Tira l’export, ma calano i prezzi e il mercato interno. La strada per il rilancio del farmaco made in Italy non ha alternative: meno tagli e più investimenti, con una lotta senza quartiere alla burocrazia che allontana la voglia delle imprese di puntare sul nostro paese. Sergio Dompé, presidente di Farmindustria, non ha dubbi: «Servono investimenti mirati per sostenere la crescita della farmaceutica, che ormai tutti riconoscono tra i settori strategici della nostra economia. Un riconoscimento che però ora deve passare presto dalle parole ai fatti».
Dompé rilancia la ricetta degli industriali del farmaco.
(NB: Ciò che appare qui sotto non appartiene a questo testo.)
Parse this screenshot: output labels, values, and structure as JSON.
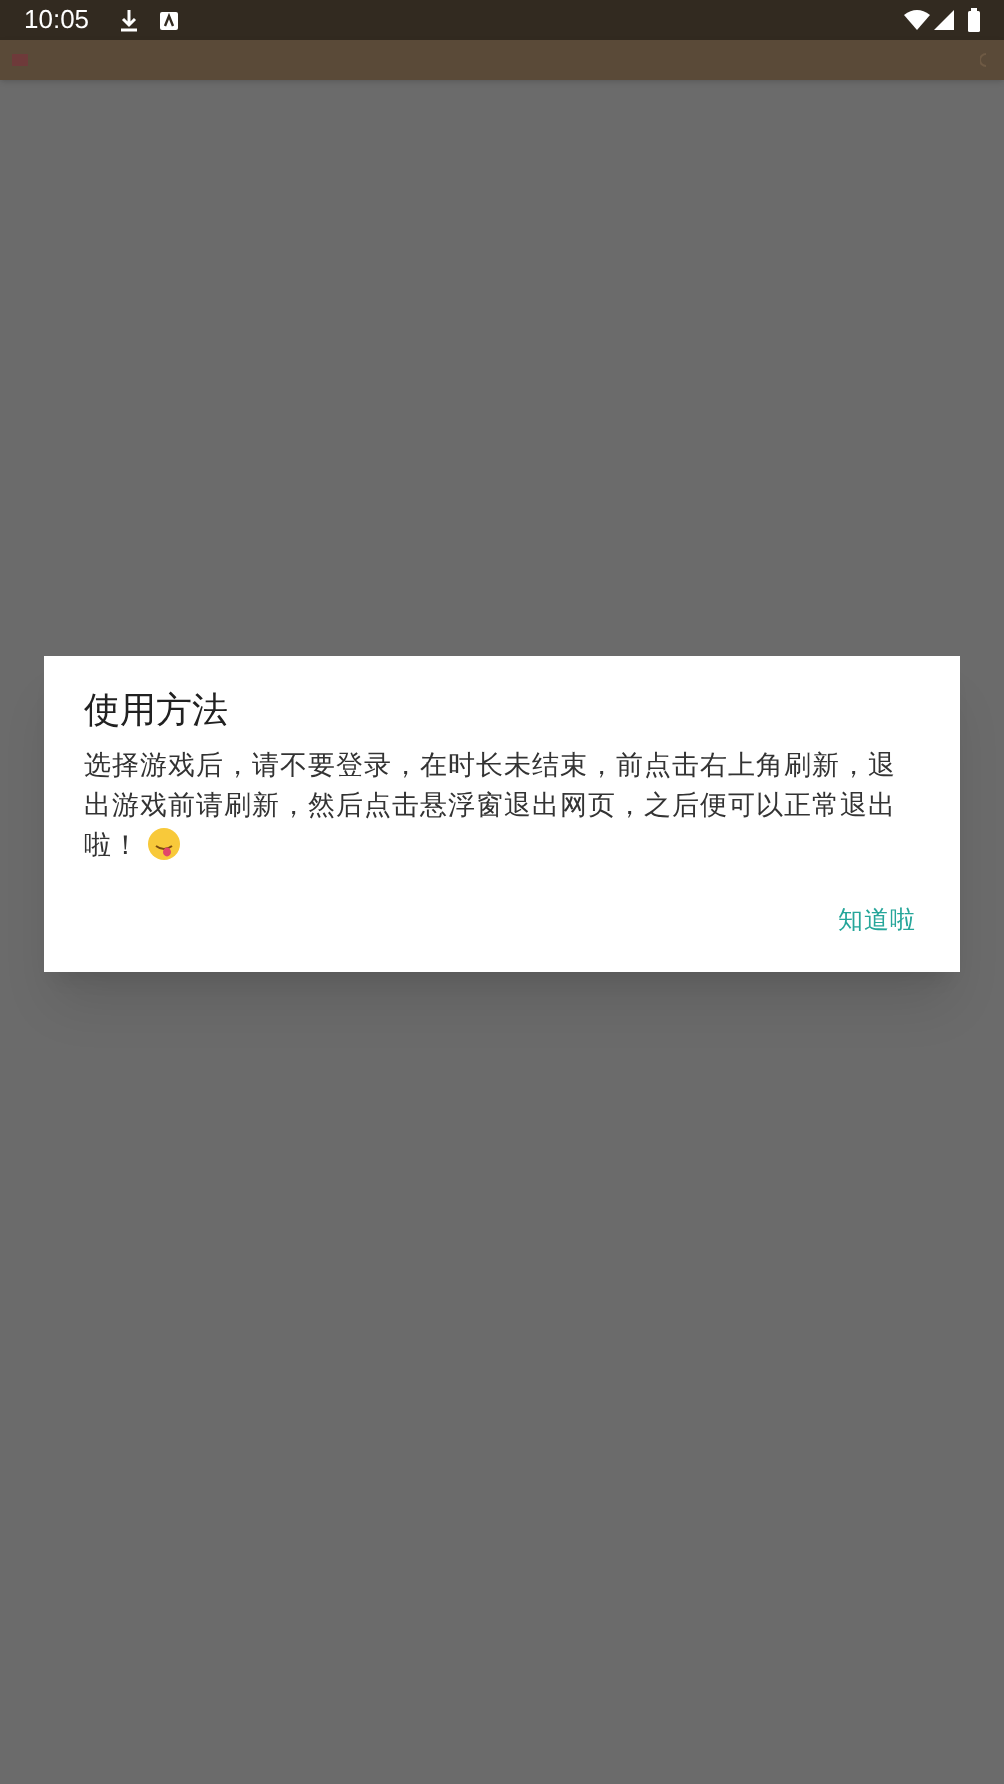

Sulla scrivania il presidente di Farmindustria ha le tabelle Istat sull’andamento dei prezzi e sull’export a novembre 2010. Da una parte il calo dei prezzi dei farmaci scesi del 2,1% in un anno con l’inflazione che ha viaggiato a +1,5%; dall’altra, la crescita ulteriore dell’export della farmaceutica che a fine 2010 chiuderà con un aumento superiore al 15 per cento.
Il classico scenario a doppia velocità. Il differenziale tra inflazione e prezzi dei farmaci ha toccato un nuovo picco negativo: dal 2001 l’inflazione è salita del 20,5%, con i listini dei medicinali che intanto sono scesi del 26,2 per cento. Mentre l’export raggranella successi a doppia cifra a conferma di una vocazione verso l’estero che sta diventando patrimonio delle imprese: nel fatturato del settore, l’export rappresenta quasi il 60% del portafoglio totale. Ma con quel macigno di un mercato interno che dal 2001 a oggi nel pubblico è addirittura sceso.
I rischi per il futuro temuti dalle imprese sono a portata di mano. Con un’occupazione che dal 2008 ha perso più di 8mila addetti e quasi altri 3mila potrebbe perderne quest’anno. L’export che tira sconta così le perdite nel mercato interno, in un settore che deve fare i conti con i generici e con la scadenza di brevetti fondamentali, mentre di nuove molecole quasi non v’è traccia. «La scelta dell’internazionalizzazione fatta dalle nostre imprese è stata vincente. Segno di grandi capacità e vitalità di un settore che sa guardare al futuro. Ma abbiamo un mercato interno asfittico: il ricavo netto sul farmaco etico – afferma Dompé – è il più basso tra i grandi paesi Ue»
Di qui il rilancio per una politica industriale capace di attrarre gli investimenti e di sfidare l’innovazione. Il quadrilatero del Bric (Brasile, Russia, India e Cina) ormai è un modello e insieme un timore. «Mentre gli altri incentivano gli insediamenti, l’Italia ha più che mai bisogno di puntare agli investimenti se davvero vuole essere competitivo». Bella sfida, se consideriamo che tra l’altro da noi per fare decollare un insediamento ci vogliono fino a 5 anni. Tempi biblici nella competizione globale. Che ora l’industria chiede di accelerare, usando tutte le leve possibili. Col taglio della burocrazia, certo. Ma puntando forte verso altre tre direzioni, sintetizza Dompé: «Non penalizzare ancora con i tagli dei prezzi, aiutare gli investimenti strategici rafforzando i contratti di programma con incentivi più aggressivi, garantendo incentivi fiscali per l’export». Una scommessa. Forse non sufficiente, ma che ormai per le imprese non può più essere rinviata.